The new law provides that within 60 days from issuance by the SEC of a license to
transact business to a branch office of a foreign corporation, said branch must
deposit acceptable securities to the SEC with an actual market value of at least
P500,000.00 for the benefit of present and future creditors of the licensee. In
addition, within 6 months after the fiscal year of the licensee, the SEC may require
the licensee to deposit additional securities or financial instruments equivalent in
market value to 2% of the amount by which the licensee’s gross income exceeds
P10,000,000.00 (Sec. 143).

A domestic corporation who acts as a resident agent of a foreign corporation must


be of sound financial standing and must show proof that it is in good standing as
certified by the SEC (Sec. 144).

9. Investigations, Offenses and Penalties

Under the new law, jurisdiction over party-list organizations is transferred from the
SEC to the Commission on Elections (COMELEC), subject to the implementing rules
to be jointly promulgated by the SEC and the COMELEC (Sec. 182).
The RCC also enumerates the various specific offenses and their corresponding
penalties, with special emphasis on fraud and graft and corrupt practices:

a.
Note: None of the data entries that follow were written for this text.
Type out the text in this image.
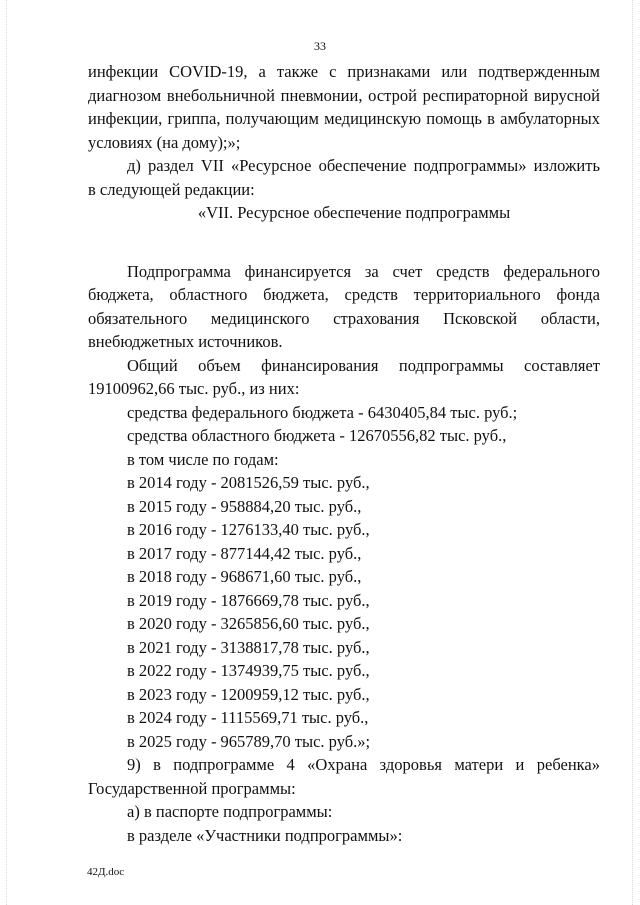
33
инфекции COVID-19, а также с признаками или подтвержденным
диагнозом внебольничной пневмонии, острой респираторной вирусной
инфекции, гриппа, получающим медицинскую помощь в амбулаторных
условиях (на дому);»;
д) раздел VII «Ресурсное обеспечение подпрограммы» изложить
в следующей редакции:
«VII. Ресурсное обеспечение подпрограммы
Подпрограмма финансируется за счет средств федерального
бюджета, областного бюджета, средств территориального фонда
обязательного медицинского страхования Псковской области,
внебюджетных источников.
Общий объем финансирования подпрограммы составляет
19100962,66 тыс. руб., из них:
средства федерального бюджета - 6430405,84 тыс. руб.;
средства областного бюджета - 12670556,82 тыс. руб.,
в том числе по годам:
в 2014 году - 2081526,59 тыс. руб.,
в 2015 году - 958884,20 тыс. руб.,
в 2016 году - 1276133,40 тыс. руб.,
в 2017 году - 877144,42 тыс. руб.,
в 2018 году - 968671,60 тыс. руб.,
в 2019 году - 1876669,78 тыс. руб.,
в 2020 году - 3265856,60 тыс. руб.,
в 2021 году - 3138817,78 тыс. руб.,
в 2022 году - 1374939,75 тыс. руб.,
в 2023 году - 1200959,12 тыс. руб.,
в 2024 году - 1115569,71 тыс. руб.,
в 2025 году - 965789,70 тыс. руб.»;
9) в подпрограмме 4 «Охрана здоровья матери и ребенка»
Государственной программы:
а) в паспорте подпрограммы:
в разделе «Участники подпрограммы»:
42Д.doc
Unauthorized Use of Corporate Name (Sec. 159);


b. Violation of Disqualification Provision (Sec. 160);
c. Violation of Duty to Maintain Records, to Allow Inspection or Reproduction
(Sec. 161);
d. Willful Certification of Incomplete, Inaccurate, False or Misleading Statements
or Reports (Sec. 162);
e. Independent Auditor Collusion (Sec. 163);
f. Obtaining Corporate Registration Through Fraud (Sec. 164);
g. Fraudulent Conduct of Business (Sec. 165);
h. Acting as Intermediaries for Graft and Corrupt Practices (Sec. 166);
i. Engaging Intermediaries for Graft and Corrupt Practices (Sec. 167);
j. Tolerating Graft and Corrupt Practices (Sec. 168);
k. Retaliation Against Whistleblowers (Sec. 169); and
l. Other Violations of the Code (Sec. 170).

10. Technological Updates

Aside from recognizing stockholder or member votes cast in absentia via remote


communication methods, the new law also allows the AOI and applications for
amendments thereto to be filed with the SEC in the form of electronic documents, in
accordance with the rules on electronic filing that the SEC will promulgate ( Sec. 13).
The SEC is further mandated to implement an electronic filing and monitoring system
to expedite corporate name reservation and registration, incorporation, submission
of reports, notices and documents required by the RCC ( Sec. 180).